Умут кивнул: — С утра до вечера — контроль. Но всё чаще... она перегибает. Или наоборот — молчит дольше, чем надо.
— Она держится. Как будто если даст слабину хоть на минуту — всё посыпется.
— Думаешь, она нам скажет, если что-то не так? — осторожно спросил он.
— Нет, — коротко ответила Фатма. — Но если заметим, что она действительно тонет, придётся быть рядом. Даже если она этого не просит.
— Значит, будем внимательны. Она умеет скрываться. Но долго — не сможет.
Фатма вздохнула, снова надела очки: — И когда скрытое выйдет наружу — надеюсь, это не будет как взрыв. Потому что рядом с ней окажемся мы.
Умут поднялся, налил воды в её чашку, поставил рядом. Ничего не сказал. Только задержал взгляд.
Фатма улыбнулась, едва заметно: — Спасибо, партнёр по бдительности.
Он кивнул: — Всегда на посту.
Этим вечером в квартире Фатиха было тихо, она словно застыла в вечернем выдохе города. Занавески слегка шевелились от сквозняка, а тусклый свет лампы над кухонным столом отбрасывал мягкие тени на стены. На столе стояли два стакана с остатками чаю, не тронутого за последние полчаса.

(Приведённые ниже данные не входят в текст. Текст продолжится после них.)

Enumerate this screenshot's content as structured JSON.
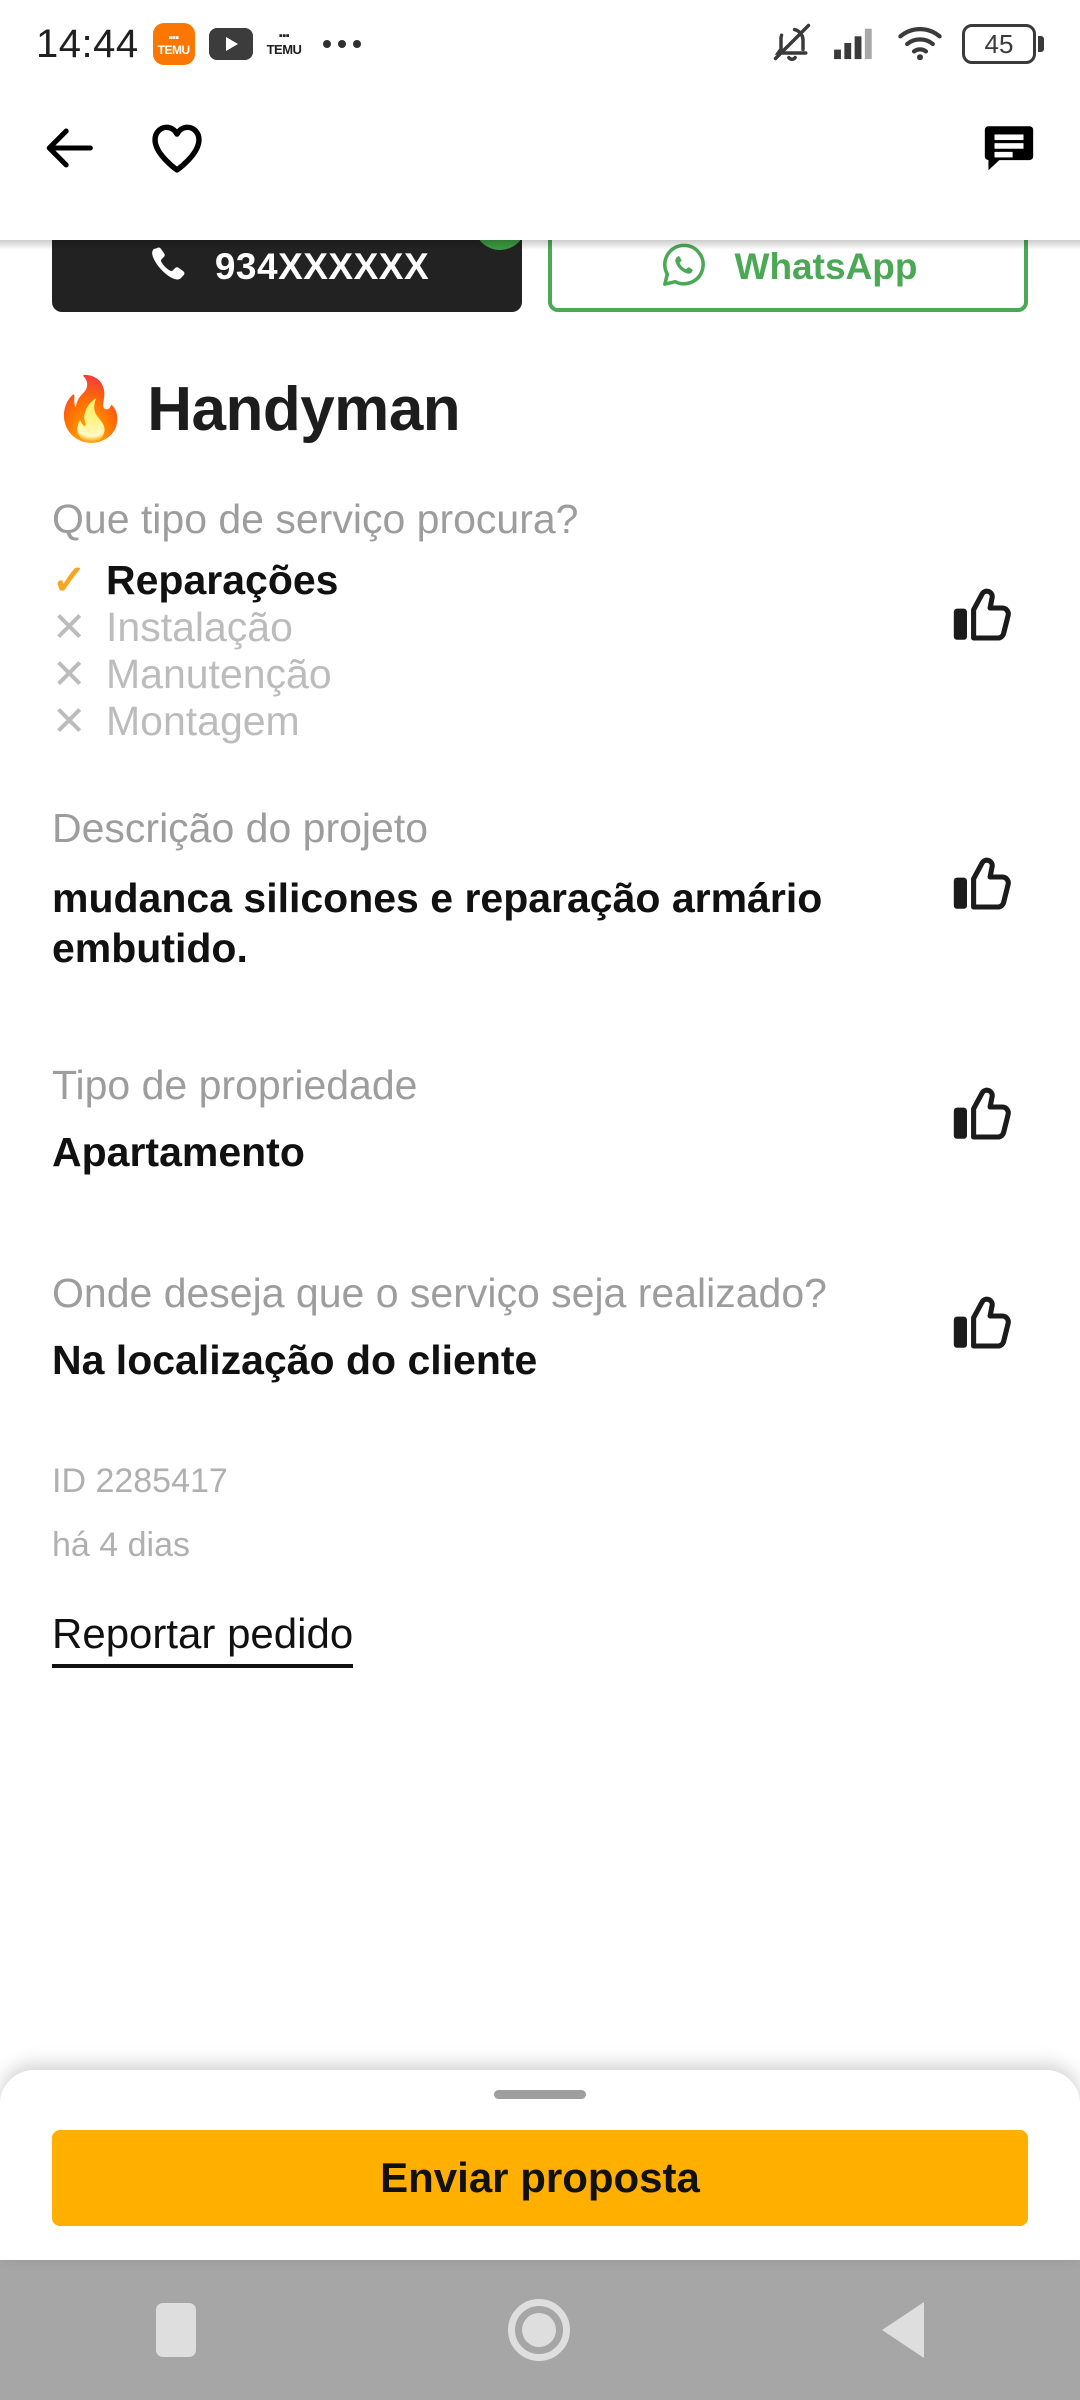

Доа сидела, поджав ноги на диване, в мягком свитере, который был ей немного велик — она взяла его у Фатиха, как делала это часто. На коленях лежал учебник, раскрытый на середине, но взгляд её давно был не на тексте. Она смотрела в окно, на огни соседнего дома, и вдыхала ту самую тишину, которая иногда говорит громче слов.

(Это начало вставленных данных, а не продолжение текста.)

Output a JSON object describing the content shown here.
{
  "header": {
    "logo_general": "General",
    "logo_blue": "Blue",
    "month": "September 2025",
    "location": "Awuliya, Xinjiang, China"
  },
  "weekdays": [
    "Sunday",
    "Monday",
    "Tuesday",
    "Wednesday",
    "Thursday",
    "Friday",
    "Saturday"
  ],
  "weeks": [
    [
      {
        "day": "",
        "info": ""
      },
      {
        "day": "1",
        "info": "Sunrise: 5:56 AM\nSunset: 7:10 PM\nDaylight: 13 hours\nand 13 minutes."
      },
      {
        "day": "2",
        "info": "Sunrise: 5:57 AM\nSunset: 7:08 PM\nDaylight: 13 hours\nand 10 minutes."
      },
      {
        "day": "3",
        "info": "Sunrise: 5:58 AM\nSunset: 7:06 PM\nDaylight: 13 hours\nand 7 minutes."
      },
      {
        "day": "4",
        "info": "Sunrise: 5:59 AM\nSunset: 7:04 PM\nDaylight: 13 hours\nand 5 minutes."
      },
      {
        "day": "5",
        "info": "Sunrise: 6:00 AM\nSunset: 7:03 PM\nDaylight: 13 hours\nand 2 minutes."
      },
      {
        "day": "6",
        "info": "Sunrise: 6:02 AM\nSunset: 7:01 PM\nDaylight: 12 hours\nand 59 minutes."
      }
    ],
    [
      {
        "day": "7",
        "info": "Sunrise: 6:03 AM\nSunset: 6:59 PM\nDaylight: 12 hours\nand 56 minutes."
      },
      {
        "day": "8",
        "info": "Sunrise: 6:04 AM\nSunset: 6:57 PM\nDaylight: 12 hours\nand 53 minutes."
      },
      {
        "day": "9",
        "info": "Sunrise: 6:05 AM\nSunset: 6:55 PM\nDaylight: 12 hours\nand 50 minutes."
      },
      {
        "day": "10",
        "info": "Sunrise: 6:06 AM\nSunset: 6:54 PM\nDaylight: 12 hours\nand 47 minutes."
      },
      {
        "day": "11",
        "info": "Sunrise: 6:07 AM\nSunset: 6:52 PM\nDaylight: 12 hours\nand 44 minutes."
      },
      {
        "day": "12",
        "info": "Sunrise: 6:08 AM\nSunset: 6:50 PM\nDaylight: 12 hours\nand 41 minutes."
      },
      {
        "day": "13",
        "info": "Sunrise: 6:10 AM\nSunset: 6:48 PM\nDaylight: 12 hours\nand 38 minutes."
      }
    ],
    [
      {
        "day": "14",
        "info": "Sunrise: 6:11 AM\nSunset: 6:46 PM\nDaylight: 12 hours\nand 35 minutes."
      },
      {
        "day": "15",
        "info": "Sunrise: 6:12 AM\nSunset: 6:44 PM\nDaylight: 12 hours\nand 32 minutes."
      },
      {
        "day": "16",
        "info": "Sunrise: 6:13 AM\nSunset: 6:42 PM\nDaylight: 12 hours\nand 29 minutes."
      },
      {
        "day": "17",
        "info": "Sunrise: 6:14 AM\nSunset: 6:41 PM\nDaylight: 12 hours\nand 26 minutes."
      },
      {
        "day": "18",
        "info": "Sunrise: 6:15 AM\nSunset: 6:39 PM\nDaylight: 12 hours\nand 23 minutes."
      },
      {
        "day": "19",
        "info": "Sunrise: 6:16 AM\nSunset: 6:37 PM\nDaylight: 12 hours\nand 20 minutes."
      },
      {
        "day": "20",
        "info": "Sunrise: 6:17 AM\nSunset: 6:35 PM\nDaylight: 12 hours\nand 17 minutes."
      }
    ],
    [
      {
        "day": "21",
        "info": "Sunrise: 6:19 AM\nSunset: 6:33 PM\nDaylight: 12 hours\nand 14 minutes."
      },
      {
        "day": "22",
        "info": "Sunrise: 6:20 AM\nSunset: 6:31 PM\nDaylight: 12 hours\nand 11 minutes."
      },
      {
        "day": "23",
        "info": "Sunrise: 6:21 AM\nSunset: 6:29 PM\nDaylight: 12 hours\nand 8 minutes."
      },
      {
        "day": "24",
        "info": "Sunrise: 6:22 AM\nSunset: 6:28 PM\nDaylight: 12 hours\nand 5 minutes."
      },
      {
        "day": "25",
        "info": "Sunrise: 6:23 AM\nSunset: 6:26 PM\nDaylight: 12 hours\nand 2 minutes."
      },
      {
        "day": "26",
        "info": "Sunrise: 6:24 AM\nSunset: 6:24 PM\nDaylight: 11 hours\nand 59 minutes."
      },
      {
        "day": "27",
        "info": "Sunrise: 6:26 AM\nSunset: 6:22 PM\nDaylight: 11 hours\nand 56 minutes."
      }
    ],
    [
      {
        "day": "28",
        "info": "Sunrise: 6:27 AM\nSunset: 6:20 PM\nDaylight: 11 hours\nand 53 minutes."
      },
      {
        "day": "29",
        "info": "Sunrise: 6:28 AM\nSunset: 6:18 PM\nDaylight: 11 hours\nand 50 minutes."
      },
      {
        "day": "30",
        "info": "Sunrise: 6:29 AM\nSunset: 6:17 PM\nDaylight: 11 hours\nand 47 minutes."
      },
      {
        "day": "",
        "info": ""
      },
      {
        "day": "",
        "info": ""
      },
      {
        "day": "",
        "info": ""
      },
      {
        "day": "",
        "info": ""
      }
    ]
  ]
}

Фатих стоял у раковины, машинально ополаскивая чашки, не потому что они были нужны завтра — а потому что движение спасало от мыслей. Его плечи были немного напряжены, он украдкой поглядывал на Доа через отражение в стекле.
— Мама думает, что я у Элиф, — наконец сказала Доа, тихо, не отрывая взгляда от окна. — Я сказала, что мы готовим презентацию к проекту.

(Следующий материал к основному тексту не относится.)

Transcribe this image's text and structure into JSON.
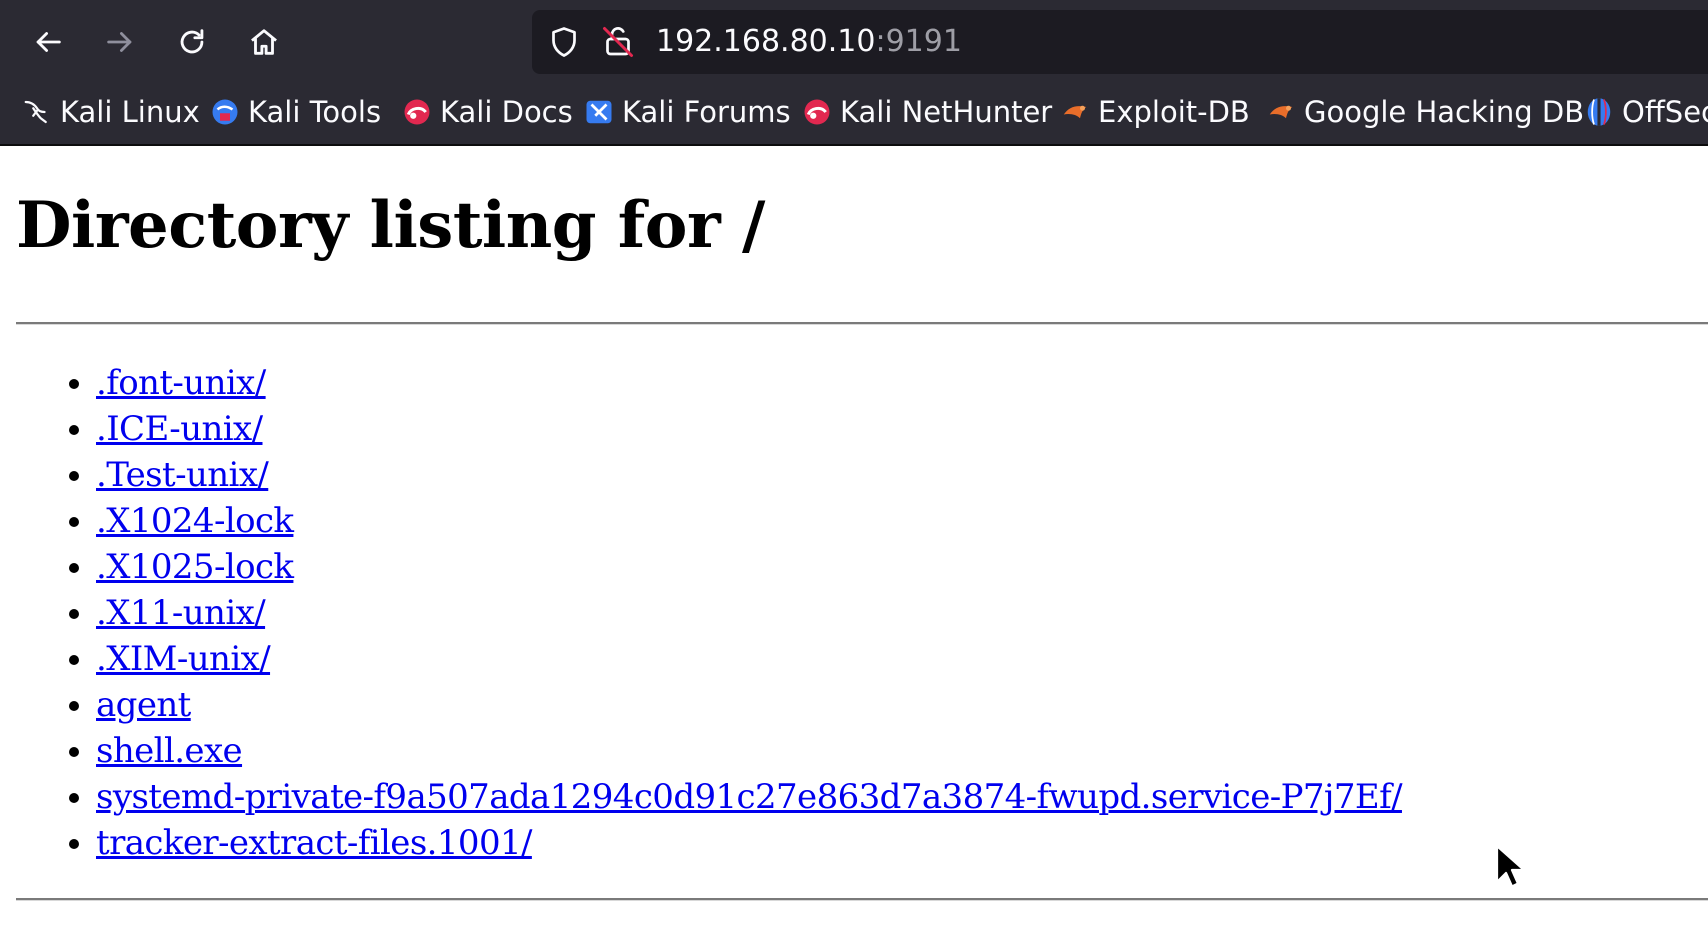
{
  "browser": {
    "url_host": "192.168.80.10",
    "url_port": ":9191",
    "bookmarks": [
      {
        "label": "Kali Linux",
        "icon": "kali-dragon-icon"
      },
      {
        "label": "Kali Tools",
        "icon": "kali-tools-icon"
      },
      {
        "label": "Kali Docs",
        "icon": "kali-docs-icon"
      },
      {
        "label": "Kali Forums",
        "icon": "kali-forums-icon"
      },
      {
        "label": "Kali NetHunter",
        "icon": "kali-nethunter-icon"
      },
      {
        "label": "Exploit-DB",
        "icon": "exploit-db-icon"
      },
      {
        "label": "Google Hacking DB",
        "icon": "ghdb-icon"
      },
      {
        "label": "OffSec",
        "icon": "offsec-icon"
      }
    ]
  },
  "page": {
    "title": "Directory listing for /",
    "entries": [
      ".font-unix/",
      ".ICE-unix/",
      ".Test-unix/",
      ".X1024-lock",
      ".X1025-lock",
      ".X11-unix/",
      ".XIM-unix/",
      "agent",
      "shell.exe",
      "systemd-private-f9a507ada1294c0d91c27e863d7a3874-fwupd.service-P7j7Ef/",
      "tracker-extract-files.1001/"
    ]
  },
  "colors": {
    "chrome_bg": "#2b2a33",
    "urlbar_bg": "#1c1b22",
    "link": "#0000ee"
  }
}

Фатих кивнул, будто знал это заранее, но всё равно обернулся, чтобы посмотреть на неё.
— Думаешь, она поверила?
— Она устала за день. И у неё голова была другим забита. Слишком много всего. Я просто пообещала быть дома до одиннадцати.
— Будешь?
Доа покачала головой:
— Не знаю.
Он подошёл ближе, остановился, не садясь рядом. Тишина заполнила комнату плотнее. Доа отложила учебник в сторону, подняла взгляд:
— Иногда я боюсь, что всё это... рухнет. Что кто-то просто узнает — и всё разрушится. Мгновенно. Без шансов на объяснения.
— Я тоже боюсь, — признался Фатих. — Каждый день. Особенно когда вижу отца. Или когда думаю, что кто-то из наших узнает. Нас не поймут. Не примут.
— А если бы все было бы по-другому? Ты бы пошёл до конца?
— Уже поздно об этом думать.
Он наконец сел рядом. Не обнял, не коснулся — просто оказался рядом, ближе, чем тень. Доа опустила взгляд на его руку, потом — на свои пальцы.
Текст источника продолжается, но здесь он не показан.